In order to accomplish this goal, Seubert and Boothe must be able to control Ratliff (a Pro Bowler who often commands double teams) and the oversized Olshansky (6-5, 315) at right end. The offensive line’s ability to run the ball will reduce the number of times Ware will be able to speed rush Andrews, cutting back on the possible number of negative plays in the pocket and snuffing out one of the few avenues Dallas has to attempt to steal the game.

3. Giants DEs Osi Umenyiora and Justin Tuck vs. Cowboys LT Doug Free and RT Marco Columbo. The Giants would be fine if the Cowboys put the game in the hands of backup quarterback Jon Kitna, even though he fired two fourth-quarter TD passes in the Giants’ 41-35 win during last month’s meeting in Dallas.

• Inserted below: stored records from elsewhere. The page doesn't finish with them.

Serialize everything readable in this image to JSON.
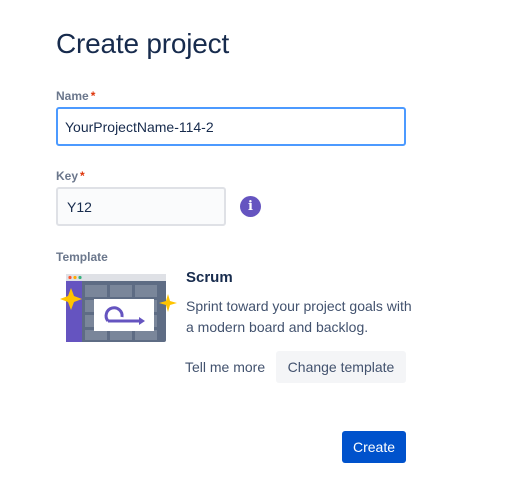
{
  "page": {
    "title": "Create project"
  },
  "form": {
    "name": {
      "label": "Name",
      "required_mark": "*",
      "value": "YourProjectName-114-2"
    },
    "key": {
      "label": "Key",
      "required_mark": "*",
      "value": "Y12",
      "info_icon": "info-icon"
    },
    "template": {
      "label": "Template",
      "name": "Scrum",
      "description": "Sprint toward your project goals with a modern board and backlog.",
      "illustration_icon": "scrum-loop-icon",
      "tell_more_label": "Tell me more",
      "change_label": "Change template"
    }
  },
  "actions": {
    "create_label": "Create"
  },
  "colors": {
    "primary": "#0052cc",
    "focus_border": "#4c9aff",
    "required": "#de350b",
    "info": "#6554c0",
    "template_accent": "#6554c0",
    "sparkle": "#ffc400"
  }
}
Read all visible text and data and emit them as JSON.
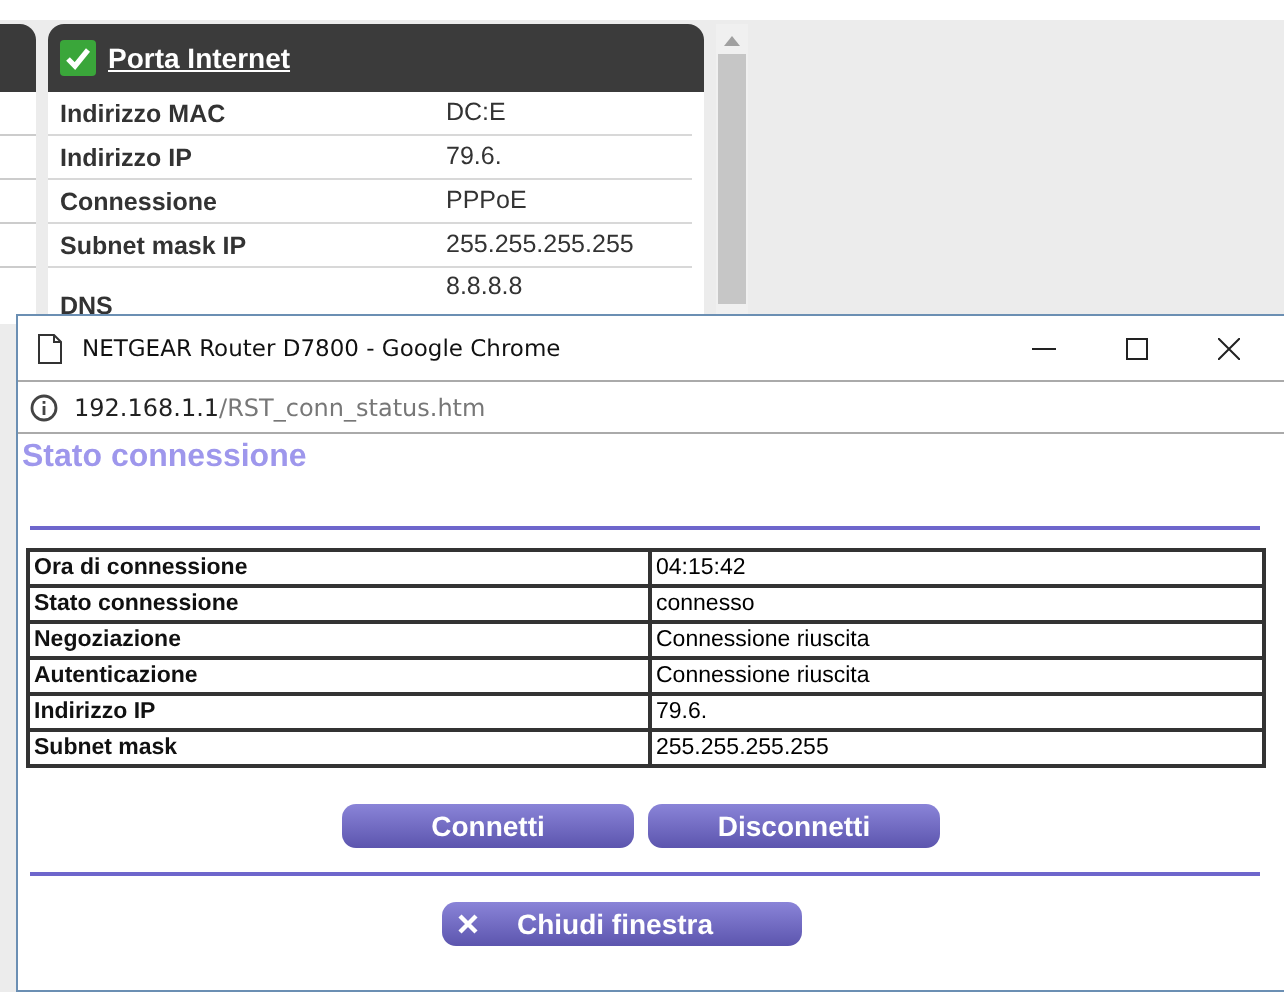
{
  "background_page": {
    "panel": {
      "title": "Porta Internet",
      "status_ok": true,
      "rows": [
        {
          "label": "Indirizzo MAC",
          "value": "DC:E"
        },
        {
          "label": "Indirizzo IP",
          "value": "79.6."
        },
        {
          "label": "Connessione",
          "value": "PPPoE"
        },
        {
          "label": "Subnet mask IP",
          "value": "255.255.255.255"
        },
        {
          "label": "DNS",
          "value": "8.8.8.8"
        }
      ]
    }
  },
  "popup": {
    "window": {
      "title": "NETGEAR Router D7800 - Google Chrome"
    },
    "address_bar": {
      "host": "192.168.1.1",
      "path": "/RST_conn_status.htm"
    },
    "heading": "Stato connessione",
    "table": {
      "rows": [
        {
          "label": "Ora di connessione",
          "value": "04:15:42"
        },
        {
          "label": "Stato connessione",
          "value": "connesso"
        },
        {
          "label": "Negoziazione",
          "value": "Connessione riuscita"
        },
        {
          "label": "Autenticazione",
          "value": "Connessione riuscita"
        },
        {
          "label": "Indirizzo IP",
          "value": "79.6."
        },
        {
          "label": "Subnet mask",
          "value": "255.255.255.255"
        }
      ]
    },
    "buttons": [
      {
        "label": "Connetti"
      },
      {
        "label": "Disconnetti"
      }
    ],
    "close_button": {
      "label": "Chiudi finestra"
    }
  }
}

The Cowboys, who own the NFL’s 31st-rated rushing attack (76 ypg) cannot be expecting to run against the Giants (No. 2, 81 ypg) – that means it’s up to Kitna, who won’t have much time to set up behind a subpar offensive line.

So you can expect Kitna to use plenty of three-step drops and rely heavily on the short-passing game, hoping his targets can break free for yardage after the catch. The Giants’ ends want to make sure he pays for every dropback and DTs Chris Canty and Barry Cofield must interfere with the passing lanes in the front of the pocket.

The immobile Kitna (nine sacks) still has the ability to throw the ball downfield and with some accuracy (62 pct.) but he’s also tossed just four TDs against six INTs in 112 attempts this season. And don’t forget Umenyiora (eight sacks) has caused seven fumbles and Kitna’s fumbled three times.